Durante su última visita nuestra dinámica fue diferente. Al entregarme el paquete envuelto en papel de estraza me instó a que lo abriera. No supe qué hacer, así que lo tomé y caminé hacia el sillón de la esquina, me senté con las piernas muy juntas y lo puse sobre mis rodillas. Busqué su rostro para más instrucciones y me urgió a destaparlo de inmediato. Desaté la cabuya amarrada en cruz y, con cuidado, despegué los bordes (yo suelo guardar el papel de cada uno de sus paquetes).
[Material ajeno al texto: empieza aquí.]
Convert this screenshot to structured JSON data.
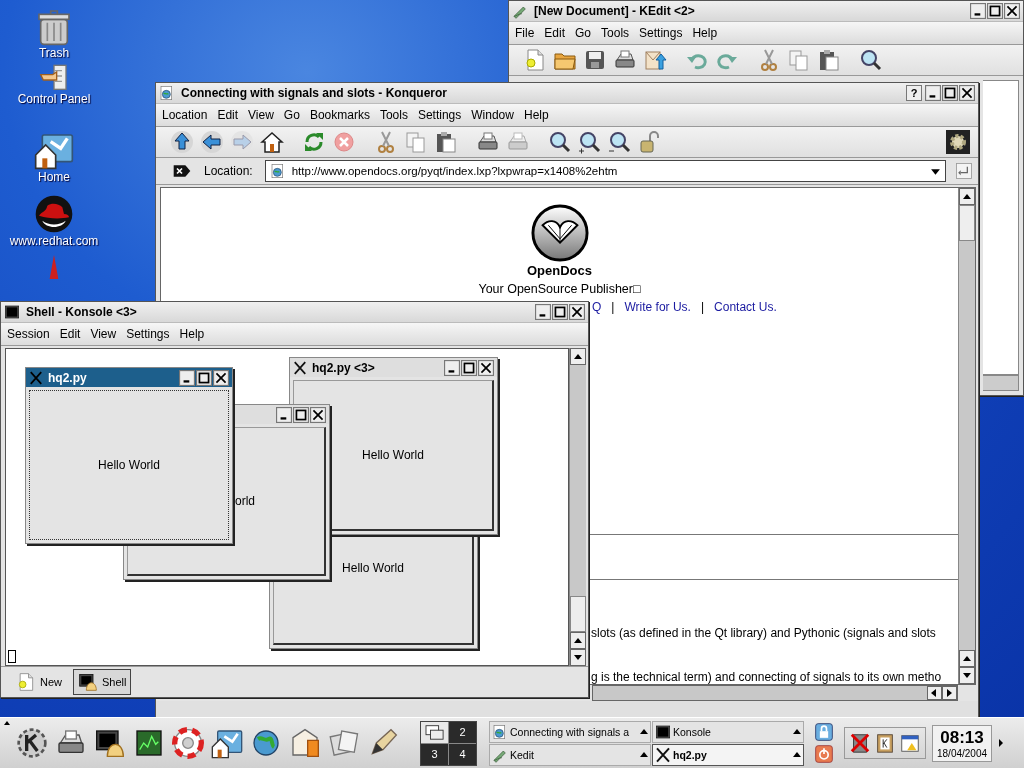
{
  "desktop_icons": [
    {
      "label": "Trash",
      "kind": "trash"
    },
    {
      "label": "Control Panel",
      "kind": "control"
    },
    {
      "label": "Home",
      "kind": "home"
    },
    {
      "label": "www.redhat.com",
      "kind": "redhat"
    },
    {
      "kind": "star"
    }
  ],
  "kedit": {
    "title": "[New Document] - KEdit <2>",
    "menu": [
      "File",
      "Edit",
      "Go",
      "Tools",
      "Settings",
      "Help"
    ]
  },
  "konqueror": {
    "title": "Connecting with signals and slots - Konqueror",
    "help_button": "?",
    "menu": [
      "Location",
      "Edit",
      "View",
      "Go",
      "Bookmarks",
      "Tools",
      "Settings",
      "Window",
      "Help"
    ],
    "location_label": "Location:",
    "url": "http://www.opendocs.org/pyqt/index.lxp?lxpwrap=x1408%2ehtm",
    "page": {
      "site_name": "OpenDocs",
      "tagline": "Your OpenSource Publisher□",
      "links": [
        "Q",
        "Write for Us.",
        "Contact Us."
      ],
      "separators": [
        "|",
        "|"
      ],
      "lines": [
        "slots (as defined in the Qt library) and Pythonic (signals and slots",
        "g is the technical term) and connecting of signals to its own metho"
      ]
    }
  },
  "konsole": {
    "title": "Shell - Konsole <3>",
    "menu": [
      "Session",
      "Edit",
      "View",
      "Settings",
      "Help"
    ],
    "windows": [
      {
        "title": "hq2.py",
        "text": "Hello World",
        "active": true
      },
      {
        "title": "hq2.py <3>",
        "text": "Hello World",
        "active": false
      },
      {
        "text": "orld",
        "active": false
      },
      {
        "text": "Hello World",
        "active": false
      }
    ],
    "new_button": "New",
    "tabs": [
      {
        "label": "Shell",
        "selected": true
      }
    ]
  },
  "taskbar": {
    "pager": [
      {
        "selected": true
      },
      {
        "label": "2",
        "selected": false
      },
      {
        "label": "3",
        "selected": false
      },
      {
        "label": "4",
        "selected": false
      }
    ],
    "tasks": [
      {
        "label": "Connecting with signals a",
        "kind": "browser",
        "selected": false
      },
      {
        "label": "Konsole",
        "kind": "terminal",
        "selected": false
      },
      {
        "label": "Kedit",
        "kind": "editor",
        "selected": false
      },
      {
        "label": "hq2.py",
        "kind": "x",
        "selected": true
      }
    ],
    "clock": {
      "time": "08:13",
      "date": "18/04/2004"
    }
  }
}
Me sorprendió con un cuadernillo negro de piel; de páginas suaves, ligeramente amarillas y a rayas; de esquinas redondeadas, cierre elástico y su propia cinta marcapáginas. Además, había una pluma plateada de tinta azul con la que ahora escribo. Mi primer instinto fue mirar hacia el cristal de la puerta principal, pues la pluma podría ser un objeto prohibido; pero ella puso su mano sobre mi brazo de manera tranquilizadora. El contacto físico me sorprendió más que el regalo, así que me quedé muy quieto sintiendo su piel sobre la mía. Dijo algo y tuve que pedirle que lo repitiera porque me impactó tanto el sonido de su voz que no presté atención a las palabras.
Al día siguiente de su visita —o quizás un par de días después, no estoy seguro—, le pedí a la mujer de pelo púrpura ver al supervisor, quien pasó en la tarde por mi habitación. Cuando le solicité permiso para usar mi cuaderno y la pluma pensé que las arrancaría de mis manos y se largaría. Tras echarme un vistazo desafiante salió de la habitación y regresó un rato después para decirme que el doctor O’Malley había aprobado que me quedara con el cuaderno y la pluma. En el espectro de los sentimientos positivos, creo que me sentí feliz; como si una nueva dimensión se hubiera abierto, miles de oportunidades estuvieran a punto de surgir y yo supongo que eso es la felicidad.
Durante varias noches pensé sobre qué debería escribir. Acariciaba la tapa y repasaba las hojas, una por una, imaginándolas llenas de garabatos interesantes e ideas grandiosas; me generaba ansiedad dañar estas páginas con mi caligrafía vacía, con cosas sin sentido; y lo que es peor, me asaltaba el miedo a que se quedaran en blanco por siempre, esperando en vano que algo maravilloso saliera de mí. La señorita Ritter dijo, Úsalo bien, y tengo esa responsabilidad sobre mis hombros, no le puedo fallar. Hoy me desperté pensando que parece lunes y los lunes son para empezar algo. Voy a plasmar lo que pasa por mi cabeza cuando se despeja. Voy a contarte todo lo que hasta ahora ha llenado nuestros silencios.